Mark and Sharon Dembro met Father James Ssemakula, a priest at the Anglican church in Stockholm, when Mark was assigned to the U.S. Embassy in the mid-1990s, and when Ssemakula returned to Uganda in 1996, to work with AIDS orphans in Mpigi District, the priest wound up supporting 70 children, with help from the Swedish government and private contributions.
After Grace Lutheran began contributing to his work in 2002, Ssemakula visited Port Townsend in 2005, soliciting further support from other area churches and charitable organizations.
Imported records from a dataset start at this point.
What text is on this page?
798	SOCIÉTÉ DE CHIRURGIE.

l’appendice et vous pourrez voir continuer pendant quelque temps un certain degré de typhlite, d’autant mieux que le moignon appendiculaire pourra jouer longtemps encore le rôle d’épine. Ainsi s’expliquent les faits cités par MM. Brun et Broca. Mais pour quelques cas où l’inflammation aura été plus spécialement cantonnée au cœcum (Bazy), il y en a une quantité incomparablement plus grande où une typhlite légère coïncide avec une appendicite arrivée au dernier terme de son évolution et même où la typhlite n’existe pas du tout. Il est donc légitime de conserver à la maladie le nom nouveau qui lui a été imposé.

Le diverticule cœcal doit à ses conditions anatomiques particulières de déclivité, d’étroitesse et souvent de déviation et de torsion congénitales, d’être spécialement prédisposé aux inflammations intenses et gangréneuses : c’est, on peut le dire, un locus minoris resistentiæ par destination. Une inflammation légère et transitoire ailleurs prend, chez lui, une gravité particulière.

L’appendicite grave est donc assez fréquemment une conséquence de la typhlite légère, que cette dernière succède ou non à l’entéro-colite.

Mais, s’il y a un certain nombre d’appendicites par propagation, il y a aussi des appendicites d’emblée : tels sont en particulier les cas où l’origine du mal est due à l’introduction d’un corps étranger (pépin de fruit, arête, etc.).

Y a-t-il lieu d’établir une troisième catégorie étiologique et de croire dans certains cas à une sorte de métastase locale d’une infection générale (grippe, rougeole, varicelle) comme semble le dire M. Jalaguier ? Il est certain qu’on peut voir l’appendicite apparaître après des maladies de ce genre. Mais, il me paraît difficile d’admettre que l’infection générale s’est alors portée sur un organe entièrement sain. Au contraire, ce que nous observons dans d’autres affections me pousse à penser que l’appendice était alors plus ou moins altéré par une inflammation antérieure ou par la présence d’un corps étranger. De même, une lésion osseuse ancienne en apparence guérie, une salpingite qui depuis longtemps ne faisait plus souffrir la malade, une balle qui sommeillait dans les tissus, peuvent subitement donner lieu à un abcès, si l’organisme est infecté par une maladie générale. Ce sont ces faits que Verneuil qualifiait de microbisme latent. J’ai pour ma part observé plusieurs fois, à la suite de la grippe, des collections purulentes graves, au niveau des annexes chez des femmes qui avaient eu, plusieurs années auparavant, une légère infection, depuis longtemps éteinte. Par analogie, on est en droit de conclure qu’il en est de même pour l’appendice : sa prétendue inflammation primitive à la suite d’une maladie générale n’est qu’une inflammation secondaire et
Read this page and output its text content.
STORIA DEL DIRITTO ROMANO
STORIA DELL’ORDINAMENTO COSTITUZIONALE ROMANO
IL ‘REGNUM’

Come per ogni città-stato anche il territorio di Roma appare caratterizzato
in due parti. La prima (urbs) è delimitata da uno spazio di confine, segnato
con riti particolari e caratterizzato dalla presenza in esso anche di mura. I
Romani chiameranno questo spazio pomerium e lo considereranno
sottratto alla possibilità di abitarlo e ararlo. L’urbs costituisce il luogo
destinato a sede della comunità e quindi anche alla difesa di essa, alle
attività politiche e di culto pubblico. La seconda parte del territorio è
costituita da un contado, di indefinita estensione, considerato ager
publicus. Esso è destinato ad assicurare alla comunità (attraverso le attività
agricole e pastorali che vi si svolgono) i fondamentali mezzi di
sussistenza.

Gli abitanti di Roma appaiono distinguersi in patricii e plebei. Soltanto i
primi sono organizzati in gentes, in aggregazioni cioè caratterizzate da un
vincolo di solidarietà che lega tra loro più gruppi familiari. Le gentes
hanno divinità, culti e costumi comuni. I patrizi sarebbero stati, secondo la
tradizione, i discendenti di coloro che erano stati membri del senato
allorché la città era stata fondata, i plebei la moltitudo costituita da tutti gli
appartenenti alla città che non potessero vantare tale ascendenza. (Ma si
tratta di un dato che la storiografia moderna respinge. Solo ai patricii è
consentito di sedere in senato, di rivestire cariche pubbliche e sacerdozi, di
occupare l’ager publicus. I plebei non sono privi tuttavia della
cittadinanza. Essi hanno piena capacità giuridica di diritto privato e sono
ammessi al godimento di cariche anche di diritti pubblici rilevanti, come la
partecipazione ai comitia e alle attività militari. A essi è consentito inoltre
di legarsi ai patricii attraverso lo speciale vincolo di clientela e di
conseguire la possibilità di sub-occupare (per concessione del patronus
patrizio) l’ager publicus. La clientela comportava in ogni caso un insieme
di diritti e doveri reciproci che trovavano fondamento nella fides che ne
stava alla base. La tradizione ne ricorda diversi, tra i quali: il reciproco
Unfortunately, Ssemakula died while visiting family in Sweden later that same year, but Kenneth Kasule stepped up to ensure the charitable donations made their way to the orphans’ schools. “He has far exceeded our expectations,” Sharon Dembro said. “He knows each child, their scholastic and other needs, and their aspirations. He visits their schools regularly, and speaks with their teachers. He knows their home situations, and intervenes to resolve problems, which includes counseling them and taking care of their medical needs.”
Kasule was able to contact 35 of Ssemakula’s orphans, all of whom have since finished secondary school and additional training courses to become middle-class citizens, including nurses, chefs, beauticians, electricians, business owners, teachers and “our first M.D.”, as well as another graduate who’s currently enrolled in medical school.
“Some have earned government scholarships and gone on to university,” Dembro said. “Our children have done so well, and the need for education is so great, that we continued the program with an additional 28 children.”
Of those 28, 11 have already graduated from the program, and their places have been taken by 13 new scholars.
“Several of our orphans have ranked at the top of their districts on national exams,” said Dembro, who estimates a cost of about $500 per student, per year.
“The giving that happens through this concert, year after year, has contributed to setting these young people up for success, in a corner of the world where that’s incredibly difficult,” said the Rev. Sean Janssen, of Grace Lutheran Church. “The odds are stacked so high against them, until they are able to be connected with Kenneth Kasule.”
Janssen then praised the local musical community for their sustained support of these concerts, particularly Lanza, who’s headlined the concerts since they began.
Suggested donations are requested for attendees 13 years and older.